> ## Documentation Index > Fetch the complete documentation index at: https://docs.promptlayer.com/llms.txt > Use this file to discover all available pages before exploring further. # Evaluation > Measure the quality and effectiveness of your prompts through systematic testing. Legacy Evaluations, Reports, and Datasets are deprecated for new workflows. Use [Tables](/features/tables/overview) for new evaluation, dataset, report, backtesting, and batch workflows. See [Migrate from Evaluations and Datasets](/features/tables/migrate-from-evaluations-and-datasets). This module requires an existing prompt in your PromptLayer account. Please follow the [Getting Started](/onboarding-guides/getting-started) guide to create one if needed. Prompt engineering is the art of building AI systems that respond correctly to all user inputs. Evaluations, unit tests, and historical backtests are the key to writing reliable prompts. ## Create Test Datasets To run a prompt evaluation, you must first create a dataset that is filled with a diverse set of sample test cases. Each row in a dataset contains test input values, and an evaluation is when a prompt is run over the batch of sample inputs. For example, using a prompt that generates haiku poetry, a dataset could include a single column of sample topics and languages for the poetry. ```csv haiku_dataset.csv theme={null} Topic,Language American History,English Forbidden Love,Spanish Rock n Roll Music,English ``` In PromptLayer, you create a dataset from scratch, upload a CSV, or build a dataset from your request history. [Learn more about datasets here.](/features/evaluations/datasets-overview) ### Instructions 1. Navigate to the **Datasets** page in the left sidebar. 2. Click the **Create Dataset** button. * If you already have a CSV file, upload it or optionally download an example dataset here. * To create one from scratch, use the **Add Column** and **Add Row** buttons. * To build a dataset from historical logs, click **Add from Request History**. 3. Don't forget to save the dataset!

*** ## Configure Evaluation Metrics and Scoring Criteria There are many ways to evaluate a prompt. Running [evaluatins in PromptLayer](/features/evaluations/overview) is flexible, allowing for backtests, LLM-as-judge evals, deterministic heuristics, or all three. To start, let's think about how a human might evaluate prompt results and build an evaluatin around these heuristics. In our example of an AI poetry writer, this could include syllable count, rhyme scheme, and general coherence.

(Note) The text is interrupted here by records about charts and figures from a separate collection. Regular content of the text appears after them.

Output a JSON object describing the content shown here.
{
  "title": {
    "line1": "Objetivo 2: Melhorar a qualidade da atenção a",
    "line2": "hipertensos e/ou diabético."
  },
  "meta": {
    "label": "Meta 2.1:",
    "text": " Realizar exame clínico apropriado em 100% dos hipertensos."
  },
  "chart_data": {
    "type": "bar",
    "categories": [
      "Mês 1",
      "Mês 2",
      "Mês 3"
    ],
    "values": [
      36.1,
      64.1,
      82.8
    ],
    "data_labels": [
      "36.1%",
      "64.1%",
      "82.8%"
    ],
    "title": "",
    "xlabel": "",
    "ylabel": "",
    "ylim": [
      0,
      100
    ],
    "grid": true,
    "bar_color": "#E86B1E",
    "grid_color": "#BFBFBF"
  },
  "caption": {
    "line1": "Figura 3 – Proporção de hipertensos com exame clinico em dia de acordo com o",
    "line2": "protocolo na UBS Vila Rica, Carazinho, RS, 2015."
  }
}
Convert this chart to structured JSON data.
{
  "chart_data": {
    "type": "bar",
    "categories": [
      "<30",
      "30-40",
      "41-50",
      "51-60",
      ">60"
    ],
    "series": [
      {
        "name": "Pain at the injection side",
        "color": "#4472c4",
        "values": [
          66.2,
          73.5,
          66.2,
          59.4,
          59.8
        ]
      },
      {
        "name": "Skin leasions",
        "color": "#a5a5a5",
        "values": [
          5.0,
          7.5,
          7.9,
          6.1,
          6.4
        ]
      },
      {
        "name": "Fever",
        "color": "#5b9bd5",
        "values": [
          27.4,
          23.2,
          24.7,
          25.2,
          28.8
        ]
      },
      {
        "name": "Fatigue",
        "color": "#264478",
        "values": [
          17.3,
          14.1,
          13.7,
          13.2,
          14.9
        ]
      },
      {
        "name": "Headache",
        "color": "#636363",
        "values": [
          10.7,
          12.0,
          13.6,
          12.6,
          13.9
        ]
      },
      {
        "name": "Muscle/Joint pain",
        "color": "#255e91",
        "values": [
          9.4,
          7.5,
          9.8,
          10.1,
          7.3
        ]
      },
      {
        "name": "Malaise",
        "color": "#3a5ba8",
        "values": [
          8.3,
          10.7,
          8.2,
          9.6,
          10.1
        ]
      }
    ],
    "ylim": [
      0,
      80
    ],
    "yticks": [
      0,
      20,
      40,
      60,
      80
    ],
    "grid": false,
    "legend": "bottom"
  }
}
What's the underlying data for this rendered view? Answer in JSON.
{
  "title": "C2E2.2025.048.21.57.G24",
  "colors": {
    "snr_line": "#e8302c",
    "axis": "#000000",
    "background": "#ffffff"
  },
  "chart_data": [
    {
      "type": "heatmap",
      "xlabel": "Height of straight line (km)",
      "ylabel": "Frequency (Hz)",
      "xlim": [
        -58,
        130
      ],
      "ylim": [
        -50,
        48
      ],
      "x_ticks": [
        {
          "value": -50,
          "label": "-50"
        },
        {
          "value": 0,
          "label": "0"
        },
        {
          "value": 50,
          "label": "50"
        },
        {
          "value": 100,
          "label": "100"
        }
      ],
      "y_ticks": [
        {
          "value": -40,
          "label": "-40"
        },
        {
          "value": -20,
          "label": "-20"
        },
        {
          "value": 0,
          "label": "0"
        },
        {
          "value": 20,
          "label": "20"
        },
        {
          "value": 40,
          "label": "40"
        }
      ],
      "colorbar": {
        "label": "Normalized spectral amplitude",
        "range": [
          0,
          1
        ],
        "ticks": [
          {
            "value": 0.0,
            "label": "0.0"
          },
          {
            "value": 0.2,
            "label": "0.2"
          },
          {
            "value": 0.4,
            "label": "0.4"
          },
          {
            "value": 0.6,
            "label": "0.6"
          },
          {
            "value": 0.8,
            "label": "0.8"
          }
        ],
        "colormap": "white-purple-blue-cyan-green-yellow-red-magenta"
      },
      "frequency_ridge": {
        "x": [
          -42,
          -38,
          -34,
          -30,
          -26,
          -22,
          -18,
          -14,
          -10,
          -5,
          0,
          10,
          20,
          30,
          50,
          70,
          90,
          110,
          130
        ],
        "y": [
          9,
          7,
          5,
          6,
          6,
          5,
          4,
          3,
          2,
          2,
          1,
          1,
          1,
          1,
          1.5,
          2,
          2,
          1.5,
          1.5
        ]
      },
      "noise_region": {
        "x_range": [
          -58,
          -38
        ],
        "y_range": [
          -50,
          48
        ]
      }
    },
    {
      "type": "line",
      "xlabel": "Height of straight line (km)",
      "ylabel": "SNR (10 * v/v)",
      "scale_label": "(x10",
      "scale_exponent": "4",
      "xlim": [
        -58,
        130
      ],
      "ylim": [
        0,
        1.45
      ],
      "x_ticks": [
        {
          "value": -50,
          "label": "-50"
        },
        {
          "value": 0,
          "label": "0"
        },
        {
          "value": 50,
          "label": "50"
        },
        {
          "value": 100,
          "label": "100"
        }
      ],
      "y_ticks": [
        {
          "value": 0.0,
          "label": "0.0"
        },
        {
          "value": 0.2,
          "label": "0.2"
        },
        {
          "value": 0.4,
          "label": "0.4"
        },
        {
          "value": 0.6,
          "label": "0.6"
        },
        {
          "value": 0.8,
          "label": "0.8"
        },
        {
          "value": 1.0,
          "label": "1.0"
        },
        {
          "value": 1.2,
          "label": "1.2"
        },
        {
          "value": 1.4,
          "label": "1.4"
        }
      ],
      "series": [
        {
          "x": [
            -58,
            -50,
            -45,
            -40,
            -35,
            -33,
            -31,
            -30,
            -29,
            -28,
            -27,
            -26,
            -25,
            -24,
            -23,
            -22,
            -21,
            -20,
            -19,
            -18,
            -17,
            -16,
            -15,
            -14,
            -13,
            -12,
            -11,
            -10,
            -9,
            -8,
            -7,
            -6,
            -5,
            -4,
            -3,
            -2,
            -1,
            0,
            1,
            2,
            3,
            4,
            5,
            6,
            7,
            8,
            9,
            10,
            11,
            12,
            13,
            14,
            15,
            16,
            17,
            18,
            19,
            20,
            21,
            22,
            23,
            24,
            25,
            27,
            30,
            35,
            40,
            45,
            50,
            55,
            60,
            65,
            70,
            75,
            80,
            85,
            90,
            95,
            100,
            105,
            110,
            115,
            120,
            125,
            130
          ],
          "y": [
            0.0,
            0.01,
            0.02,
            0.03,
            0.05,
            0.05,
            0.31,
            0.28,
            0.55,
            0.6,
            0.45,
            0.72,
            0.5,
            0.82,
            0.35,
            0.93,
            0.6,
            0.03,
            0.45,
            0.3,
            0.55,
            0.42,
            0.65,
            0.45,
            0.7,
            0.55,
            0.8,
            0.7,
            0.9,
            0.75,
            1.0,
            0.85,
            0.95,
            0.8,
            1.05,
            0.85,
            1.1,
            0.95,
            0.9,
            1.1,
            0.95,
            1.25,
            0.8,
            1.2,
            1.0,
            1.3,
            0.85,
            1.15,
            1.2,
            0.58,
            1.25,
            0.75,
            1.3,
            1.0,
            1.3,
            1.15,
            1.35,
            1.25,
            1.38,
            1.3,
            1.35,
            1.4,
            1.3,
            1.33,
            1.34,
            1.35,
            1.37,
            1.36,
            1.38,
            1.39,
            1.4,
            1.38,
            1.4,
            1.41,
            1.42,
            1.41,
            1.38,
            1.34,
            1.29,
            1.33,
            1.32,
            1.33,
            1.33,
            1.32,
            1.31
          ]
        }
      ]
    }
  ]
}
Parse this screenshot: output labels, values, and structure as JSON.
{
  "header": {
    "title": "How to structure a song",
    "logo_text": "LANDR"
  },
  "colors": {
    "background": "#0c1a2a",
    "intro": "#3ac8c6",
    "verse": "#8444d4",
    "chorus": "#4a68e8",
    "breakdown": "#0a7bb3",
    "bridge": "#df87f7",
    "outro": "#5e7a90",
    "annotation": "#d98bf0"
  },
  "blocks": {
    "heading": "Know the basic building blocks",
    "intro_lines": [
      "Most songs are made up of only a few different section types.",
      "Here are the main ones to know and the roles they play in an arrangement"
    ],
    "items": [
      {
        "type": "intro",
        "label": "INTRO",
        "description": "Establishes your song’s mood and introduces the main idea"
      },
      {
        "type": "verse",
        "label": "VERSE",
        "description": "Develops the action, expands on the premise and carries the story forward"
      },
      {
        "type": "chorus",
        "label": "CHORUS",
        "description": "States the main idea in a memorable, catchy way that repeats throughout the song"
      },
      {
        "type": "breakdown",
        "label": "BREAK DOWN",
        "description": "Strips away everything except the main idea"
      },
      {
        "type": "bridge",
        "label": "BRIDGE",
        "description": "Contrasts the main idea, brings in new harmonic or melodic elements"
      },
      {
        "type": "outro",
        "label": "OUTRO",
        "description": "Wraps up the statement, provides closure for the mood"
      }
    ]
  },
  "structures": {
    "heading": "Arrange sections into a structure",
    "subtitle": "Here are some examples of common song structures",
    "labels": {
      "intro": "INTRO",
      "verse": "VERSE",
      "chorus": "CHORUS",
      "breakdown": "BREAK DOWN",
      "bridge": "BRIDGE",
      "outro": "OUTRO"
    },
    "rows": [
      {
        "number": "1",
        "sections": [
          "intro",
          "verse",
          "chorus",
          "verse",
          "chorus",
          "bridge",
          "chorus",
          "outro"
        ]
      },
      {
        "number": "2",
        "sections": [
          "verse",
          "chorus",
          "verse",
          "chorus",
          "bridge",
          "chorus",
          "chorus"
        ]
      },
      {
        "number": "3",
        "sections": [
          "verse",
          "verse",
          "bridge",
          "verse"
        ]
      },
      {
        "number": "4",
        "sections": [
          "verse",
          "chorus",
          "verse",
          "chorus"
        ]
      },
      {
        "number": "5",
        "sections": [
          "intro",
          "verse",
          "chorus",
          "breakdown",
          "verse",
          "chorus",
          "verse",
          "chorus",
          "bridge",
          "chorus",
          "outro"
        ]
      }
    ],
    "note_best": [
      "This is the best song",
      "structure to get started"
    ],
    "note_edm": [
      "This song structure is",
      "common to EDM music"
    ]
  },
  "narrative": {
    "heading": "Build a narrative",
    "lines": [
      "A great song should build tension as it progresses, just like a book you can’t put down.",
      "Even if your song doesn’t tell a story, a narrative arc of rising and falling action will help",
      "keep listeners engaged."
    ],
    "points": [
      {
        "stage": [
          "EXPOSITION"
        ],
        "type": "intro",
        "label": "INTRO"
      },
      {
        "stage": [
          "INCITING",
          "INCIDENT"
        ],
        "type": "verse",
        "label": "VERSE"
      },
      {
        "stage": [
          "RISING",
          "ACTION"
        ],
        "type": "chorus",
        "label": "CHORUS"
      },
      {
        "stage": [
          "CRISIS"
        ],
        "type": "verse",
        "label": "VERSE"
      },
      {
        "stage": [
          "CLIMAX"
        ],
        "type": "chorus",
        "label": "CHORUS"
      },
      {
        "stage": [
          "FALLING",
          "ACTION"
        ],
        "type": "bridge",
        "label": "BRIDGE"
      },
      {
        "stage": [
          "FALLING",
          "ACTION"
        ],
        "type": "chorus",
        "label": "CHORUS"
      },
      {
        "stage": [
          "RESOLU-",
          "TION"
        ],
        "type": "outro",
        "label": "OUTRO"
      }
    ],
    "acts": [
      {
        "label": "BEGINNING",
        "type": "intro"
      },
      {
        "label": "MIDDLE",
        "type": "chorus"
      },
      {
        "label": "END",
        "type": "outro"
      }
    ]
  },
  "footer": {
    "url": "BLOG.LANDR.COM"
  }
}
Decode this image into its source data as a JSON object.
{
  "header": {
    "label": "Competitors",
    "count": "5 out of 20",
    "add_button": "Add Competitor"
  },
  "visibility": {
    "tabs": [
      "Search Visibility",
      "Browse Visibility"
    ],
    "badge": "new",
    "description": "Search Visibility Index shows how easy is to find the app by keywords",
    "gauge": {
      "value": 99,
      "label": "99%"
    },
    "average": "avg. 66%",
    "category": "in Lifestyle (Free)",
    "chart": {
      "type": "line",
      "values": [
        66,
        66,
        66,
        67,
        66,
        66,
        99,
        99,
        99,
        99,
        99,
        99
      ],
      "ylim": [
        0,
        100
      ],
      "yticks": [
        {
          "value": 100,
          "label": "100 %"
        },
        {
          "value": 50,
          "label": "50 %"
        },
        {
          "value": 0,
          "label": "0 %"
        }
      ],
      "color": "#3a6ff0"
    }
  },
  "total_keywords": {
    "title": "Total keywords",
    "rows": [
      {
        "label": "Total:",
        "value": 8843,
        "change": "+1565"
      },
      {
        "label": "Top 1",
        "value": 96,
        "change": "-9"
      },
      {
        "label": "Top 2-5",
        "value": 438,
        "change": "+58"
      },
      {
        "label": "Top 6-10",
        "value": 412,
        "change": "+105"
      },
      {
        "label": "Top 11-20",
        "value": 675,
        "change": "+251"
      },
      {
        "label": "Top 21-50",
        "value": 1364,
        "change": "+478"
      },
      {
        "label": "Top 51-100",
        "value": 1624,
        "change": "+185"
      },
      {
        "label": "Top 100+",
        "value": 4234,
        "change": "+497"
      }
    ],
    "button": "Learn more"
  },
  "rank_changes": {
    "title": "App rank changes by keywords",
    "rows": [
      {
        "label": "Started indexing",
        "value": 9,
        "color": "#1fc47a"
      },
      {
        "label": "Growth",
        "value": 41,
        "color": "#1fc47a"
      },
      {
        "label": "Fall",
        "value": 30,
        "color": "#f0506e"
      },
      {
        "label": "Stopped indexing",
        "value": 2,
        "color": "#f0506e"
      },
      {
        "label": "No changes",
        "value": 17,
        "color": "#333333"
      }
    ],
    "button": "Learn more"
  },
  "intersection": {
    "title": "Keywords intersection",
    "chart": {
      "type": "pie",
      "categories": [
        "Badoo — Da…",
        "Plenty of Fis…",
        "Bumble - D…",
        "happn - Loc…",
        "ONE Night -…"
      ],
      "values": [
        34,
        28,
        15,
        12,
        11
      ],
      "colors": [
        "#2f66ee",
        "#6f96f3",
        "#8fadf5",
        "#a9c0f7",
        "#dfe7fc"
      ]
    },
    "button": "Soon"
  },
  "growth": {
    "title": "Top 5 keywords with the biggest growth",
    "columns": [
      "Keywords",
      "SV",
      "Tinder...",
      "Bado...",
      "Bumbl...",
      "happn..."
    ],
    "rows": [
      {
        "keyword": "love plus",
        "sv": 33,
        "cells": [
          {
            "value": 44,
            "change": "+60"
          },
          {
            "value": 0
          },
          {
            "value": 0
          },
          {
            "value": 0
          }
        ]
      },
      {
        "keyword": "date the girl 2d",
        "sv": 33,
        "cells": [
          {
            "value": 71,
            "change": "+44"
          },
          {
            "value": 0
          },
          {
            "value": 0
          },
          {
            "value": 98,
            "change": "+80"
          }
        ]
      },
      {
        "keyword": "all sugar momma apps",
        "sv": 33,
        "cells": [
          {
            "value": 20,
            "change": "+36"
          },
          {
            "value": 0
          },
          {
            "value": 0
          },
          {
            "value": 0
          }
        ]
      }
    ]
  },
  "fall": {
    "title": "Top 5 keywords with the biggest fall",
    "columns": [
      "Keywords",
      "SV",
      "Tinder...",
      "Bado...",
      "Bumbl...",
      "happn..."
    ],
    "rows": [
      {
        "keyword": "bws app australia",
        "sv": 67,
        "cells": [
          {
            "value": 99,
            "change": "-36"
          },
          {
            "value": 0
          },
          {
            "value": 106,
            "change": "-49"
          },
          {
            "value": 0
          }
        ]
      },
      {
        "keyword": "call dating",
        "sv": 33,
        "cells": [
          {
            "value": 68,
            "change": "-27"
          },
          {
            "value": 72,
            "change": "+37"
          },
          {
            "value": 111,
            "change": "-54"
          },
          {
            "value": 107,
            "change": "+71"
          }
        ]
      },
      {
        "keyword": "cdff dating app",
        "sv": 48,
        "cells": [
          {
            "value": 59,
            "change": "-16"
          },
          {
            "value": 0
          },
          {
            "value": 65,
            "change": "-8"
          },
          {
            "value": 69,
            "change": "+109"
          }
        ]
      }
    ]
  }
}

It's always best to start with the simplest eval possible, so let's just add one LLM-as-judge check to verify that the result is an actual haiku. ### Instructions 1. Click on **Evaluate** in the navigation bar to get to the evaluations page. 2. Click **New Batch Run** to create a new eval test set. 3. Select the dataset we created earlier. We will call this "Haiku Evaluation". 4. An evaluation is simply a batch run of a prompt with subsequent evaluation steps. Start by adding the prompt as a new step. * Click **Add Step** * Select **Prompt Template** as the step type * Select the "ai-poet" prompt * Name the step "ai-haiku" * Match the input variable `topic` with one of the columns from your dataset. As the evaluation runs each row, this variable will be injected. 5. Next, add an LLM-as-judge prompt to test if the output is a haiku. * Click **Add Step** * Select **LLM Assertion** as the step type * For the assertion, we will use `This poem is strictly a haiku, following the standard syllable count` * Name the step "valid-haiku" * Choose our previous column "ai-haiku" as the input to the assertion.